When a 16-year-old gets his learner’s licence, he also earns a learner’s licence on how to bribe. There is a direct correlation between corruption at RTOs in issuing driver’s licences and bad drivers leading to death on Indian roads. It has also become a sociological problem as it introduces young minds to bribing their way to success without effort.
This driver’s licence corruption, which has led to an increased number of bad drivers and, in turn deaths on Indian roads, prompted Harvard Business School to do a study titled ‘Obtaining a Driver’s Licence in India: An experimental approach to studying corruption.’ One of the conclusions was that 62% of Indian drivers were unqualified to drive when they obtained a licence!
Mysuru is growing slowly but surely, and it’s time to prepare, not just the roads but also its drivers and its public transport services. First, the RTO needs to have two tests — one for city driving and one for Highway driving. It is crucial considering that Mysuru is getting a 10-lane expressway to Bengaluru.
Most drivers in India are not aware of many aspects of driving, such as “blind spots” and “lane discipline.” Mysuru drivers must learn lane discipline — Stick to your side and not slither on the road like a snake from one side of the road to another. When you have no lane discipline, no matter how big a road you make, it will never be enough.
As per the Report on Road Accidents in India 2019, over 24,431 road accidents occurred due to lack of lane discipline, and over 9,201 deaths happened due to overtaking and when changing lanes. We Mysureans should be aware of this as we will be driving a lot on the new expressway and at high speeds where lane discipline becomes crucial.
We also need to stop making our own traffic rules — especially the flicking headlights and improper use of the indicator. Most drivers assume that if they flick their headlights, they have the ‘right-of-way’ even on a one-way! Then there is the “over-take please” indicator where they turn on the indicator of the side they want you to overtake them from! It’s confusing and dangerous. It feels like we Indians drive as we walk on the streets — all over the place, too close to others and utterly unaware of the space around them.
Makes one wonder do we Indians have a genetic problem? Because Cerebral Cortex, a scientific journal in 2009, reported that a gene variant which limits the availability of a protein called Brain-Derived Neurotrophic Factor (BDNF), which is important for motor skills, was found in bad drivers! People with this gene variant performed more than 20 percent worse on a driving test than people without it. But this may not apply to our drivers because we never took a driving test to get a licence, so it’s not genetics; it’s corruption.
As more and more vehicles enter Mysuru roads, it is wise if the Government starts with Metro work in the city. Last year MUDA was to undertake a feasibility study if the Metro Neo corridor, a rail-guided mass urban transport system, could be deployed in Mysuru.
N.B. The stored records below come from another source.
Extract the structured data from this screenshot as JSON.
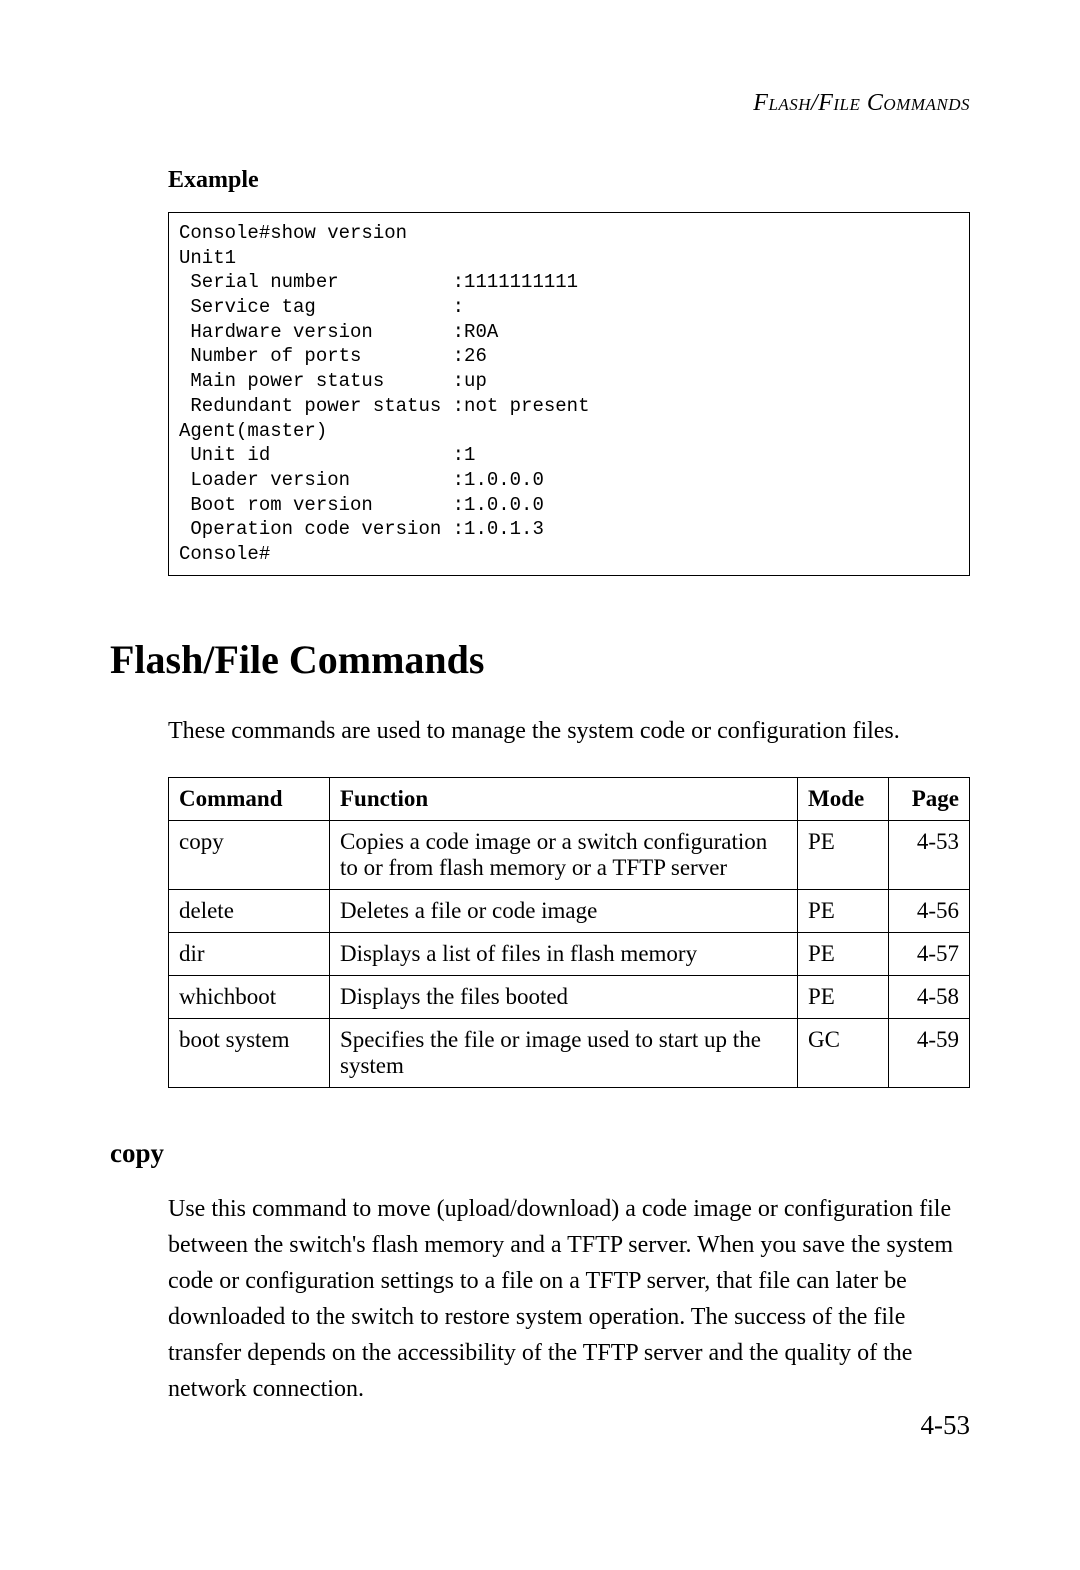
{
  "runningHead": "Flash/File Commands",
  "exampleHeading": "Example",
  "codeLines": [
    "Console#show version",
    "Unit1",
    " Serial number          :1111111111",
    " Service tag            :",
    " Hardware version       :R0A",
    " Number of ports        :26",
    " Main power status      :up",
    " Redundant power status :not present",
    "Agent(master)",
    " Unit id                :1",
    " Loader version         :1.0.0.0",
    " Boot rom version       :1.0.0.0",
    " Operation code version :1.0.1.3",
    "Console#"
  ],
  "sectionTitle": "Flash/File Commands",
  "sectionIntro": "These commands are used to manage the system code or configuration files.",
  "table": {
    "headers": {
      "command": "Command",
      "function": "Function",
      "mode": "Mode",
      "page": "Page"
    },
    "rows": [
      {
        "command": "copy",
        "function": "Copies a code image or a switch configuration to or from flash memory or a TFTP server",
        "mode": "PE",
        "page": "4-53"
      },
      {
        "command": "delete",
        "function": "Deletes a file or code image",
        "mode": "PE",
        "page": "4-56"
      },
      {
        "command": "dir",
        "function": "Displays a list of files in flash memory",
        "mode": "PE",
        "page": "4-57"
      },
      {
        "command": "whichboot",
        "function": "Displays the files booted",
        "mode": "PE",
        "page": "4-58"
      },
      {
        "command": "boot system",
        "function": "Specifies the file or image used to start up the system",
        "mode": "GC",
        "page": "4-59"
      }
    ]
  },
  "copy": {
    "heading": "copy",
    "body": "Use this command to move (upload/download) a code image or configuration file between the switch's flash memory and a TFTP server. When you save the system code or configuration settings to a file on a TFTP server, that file can later be downloaded to the switch to restore system operation. The success of the file transfer depends on the accessibility of the TFTP server and the quality of the network connection."
  },
  "pageNumber": "4-53"
}
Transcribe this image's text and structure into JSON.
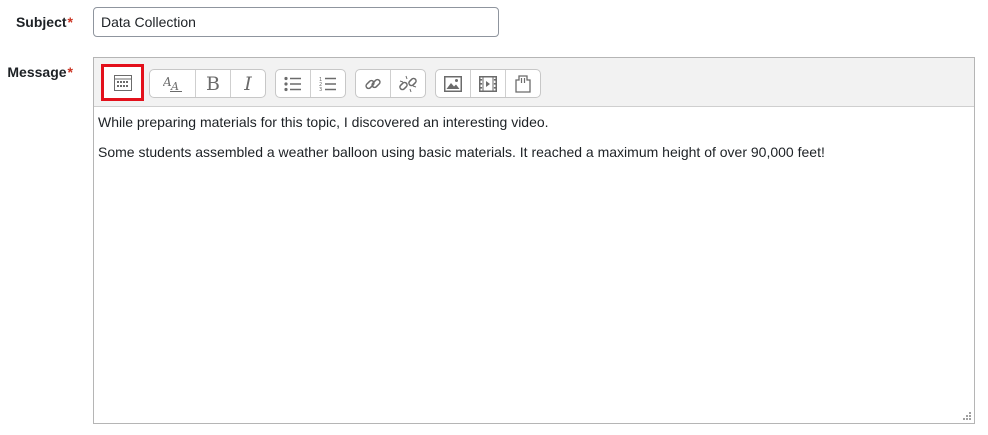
{
  "form": {
    "subject_label": "Subject",
    "message_label": "Message",
    "required_marker": "*",
    "subject_value": "Data Collection"
  },
  "toolbar": {
    "buttons": [
      {
        "icon": "toolbar-toggle-icon",
        "highlighted": true
      },
      {
        "icon": "font-size-icon"
      },
      {
        "icon": "bold-icon",
        "text": "B"
      },
      {
        "icon": "italic-icon",
        "text": "I"
      },
      {
        "icon": "unordered-list-icon"
      },
      {
        "icon": "ordered-list-icon"
      },
      {
        "icon": "link-icon"
      },
      {
        "icon": "unlink-icon"
      },
      {
        "icon": "image-icon"
      },
      {
        "icon": "media-icon"
      },
      {
        "icon": "file-manager-icon"
      }
    ],
    "highlight_color": "#e3101b"
  },
  "editor": {
    "paragraphs": [
      "While preparing materials for this topic, I discovered an interesting video.",
      "Some students assembled a weather balloon using basic materials.  It reached a maximum height of over 90,000 feet!"
    ]
  }
}
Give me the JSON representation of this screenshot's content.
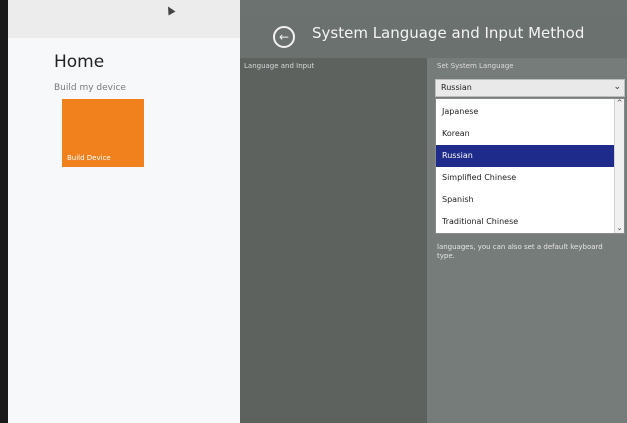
{
  "home": {
    "title": "Home",
    "subtitle": "Build my device",
    "tile_label": "Build Device"
  },
  "header": {
    "title": "System Language and Input Method",
    "back_icon": "back-arrow-icon"
  },
  "columns": {
    "left_header": "Language and Input",
    "right_header": "Set System Language"
  },
  "select": {
    "value": "Russian",
    "chevron": "⌄"
  },
  "dropdown": {
    "items": [
      {
        "label": "Japanese"
      },
      {
        "label": "Korean"
      },
      {
        "label": "Russian"
      },
      {
        "label": "Simplified Chinese"
      },
      {
        "label": "Spanish"
      },
      {
        "label": "Traditional Chinese"
      }
    ],
    "selected_index": 2,
    "scroll_up": "^",
    "scroll_down": "⌄"
  },
  "description": "languages, you can also set a default keyboard type.",
  "colors": {
    "tile": "#f0811d",
    "selected": "#1f2b8a"
  }
}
Sadly, there has not been any movement in that direction.
A city without efficient, clean and on-time public transport will always find its roads are never wide enough and shall always remain chaotic.
As far as Mysuru traffic and bad drivers are concerned, we do as a TV host, said, “In India, you need Good Horn, Good Brakes and Good Luck.” It would be best if you also had a good sense of humour to survive it.
The need of the hour is a better driver’s test and a non-corrupt licence issuing system, else Mysuru will end up with bad roads, bad drivers and bad press. All bad for our city’s tourism and business.